Abby, the youngest, was always a funny and charismatic child. She often would do hysterical impressions of people, lip sync and dance to songs she liked. From an early age, Abby always showed an interest in her appearance, spending a lot of time in front of the m mirror and playing with clothes. In middle school Abby joined a materialistic, partying and mean popular group and her personality completely changed. She became mean and manipulative and obsessed with material possessions. She failed to graduate high school because of too many skipped classes and has yet to learn to take responsibility for her life. In the past year she’s refused to let me photograph her anymore and so any recent image I have of her is of her back turned to the camera or of her empty room. Abby makes me sad like I’ve had so little impact as a positive female role model in her life. I want her to succeed and it’s hard to watch her make mistakes, to learn her lessons the hard way. At this point she’s had multiple run-ins with the police and did not pass her first year of junior college but has been accepted to another school in Rhode Island. Before pre-adolescence Emily and Abby were best friends and since then it’s on and off. Recently they were constantly at war but a certain caring has begun to surface on occasion. I see them slowly mending their differences and finding closeness again. I hope that I can find a new closeness with my sisters in the near future.

A Quest for Identity in Ten Years

For these ten years I have been fascinated with how a girl, specifically my sisters, develops identity through her adolescence. I am interested in how she may show or hide that identity and what steps she took to own it.

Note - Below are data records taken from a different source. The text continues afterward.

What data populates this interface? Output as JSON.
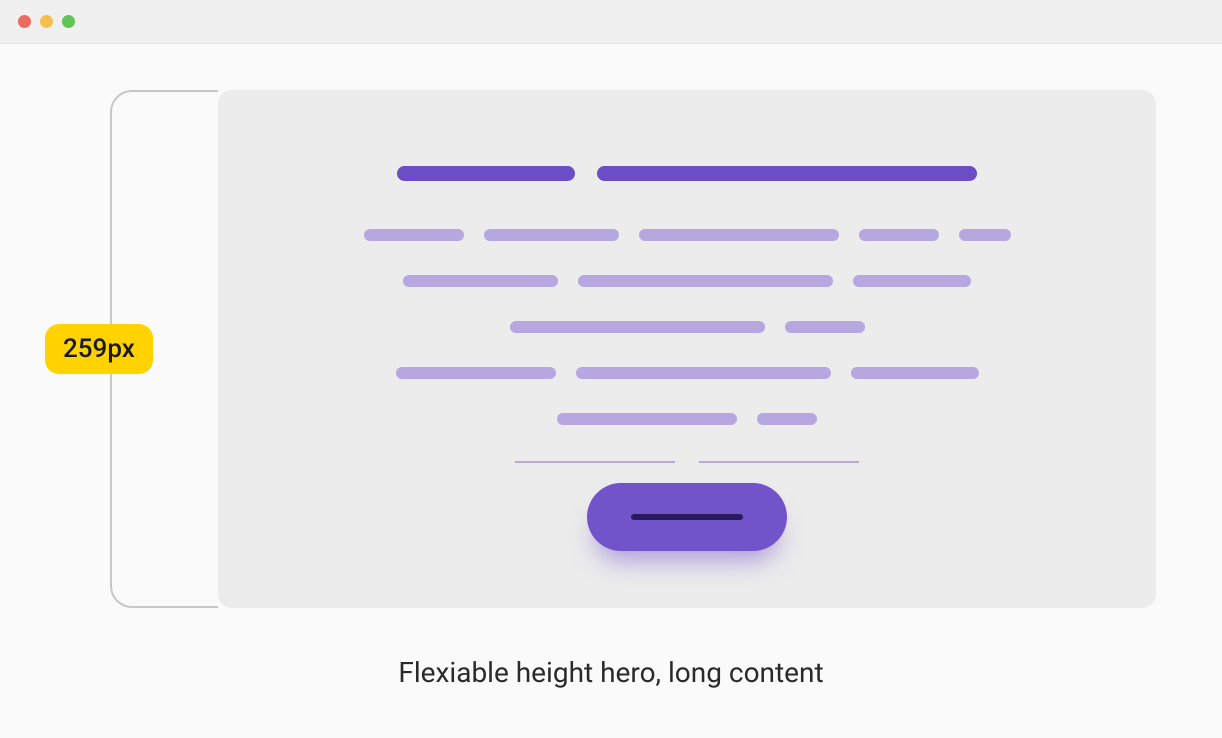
{
  "titlebar": {
    "lights": [
      "close",
      "minimize",
      "zoom"
    ]
  },
  "ruler": {
    "label": "259px"
  },
  "hero": {
    "headline_bars": [
      178,
      380
    ],
    "body_rows": [
      [
        100,
        135,
        200,
        80,
        52
      ],
      [
        155,
        255,
        118
      ],
      [
        255,
        80
      ],
      [
        160,
        255,
        128
      ],
      [
        180,
        60
      ]
    ],
    "thin_bars": [
      160,
      160
    ],
    "cta": {
      "name": "cta-button"
    }
  },
  "caption": "Flexiable height hero, long content",
  "colors": {
    "accent": "#6b4dc5",
    "accent_light": "#b6a7e0",
    "cta": "#7154c9",
    "cta_inner": "#2a1b5c",
    "ruler_label_bg": "#ffd200",
    "card_bg": "#ececec"
  }
}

I can look at my own process of developing my identity and find non-similarities to my sisters. It is my hope that this quest is expressed in the images and will in fact open dialogue about what girls go through emotionally, academically and physically to find or not find their strong woman inside. I have done a lot of research over these ten years about girls, their confidence and their voice, referencing writers, sociologists and psychologists like Carol Gilligan, Peggy Orenstein, Naomi Wolf, Joan Jacobs Brumberg, Jean Kilbourne and others. It’s been very powerful for me to show this work to a group of girl scouts or high schoolers and talk about my sisters’ issues and the images to have the audiences critique and respond from their point of view, still being in the middle of it all.

I wish my sisters only the best and thank them and my entire family for ten years of putting up with my camera and me. I hope someday they can see this work as something beyond images of themselves and emblematic of something larger. This work is dedicated to Emily and Abby.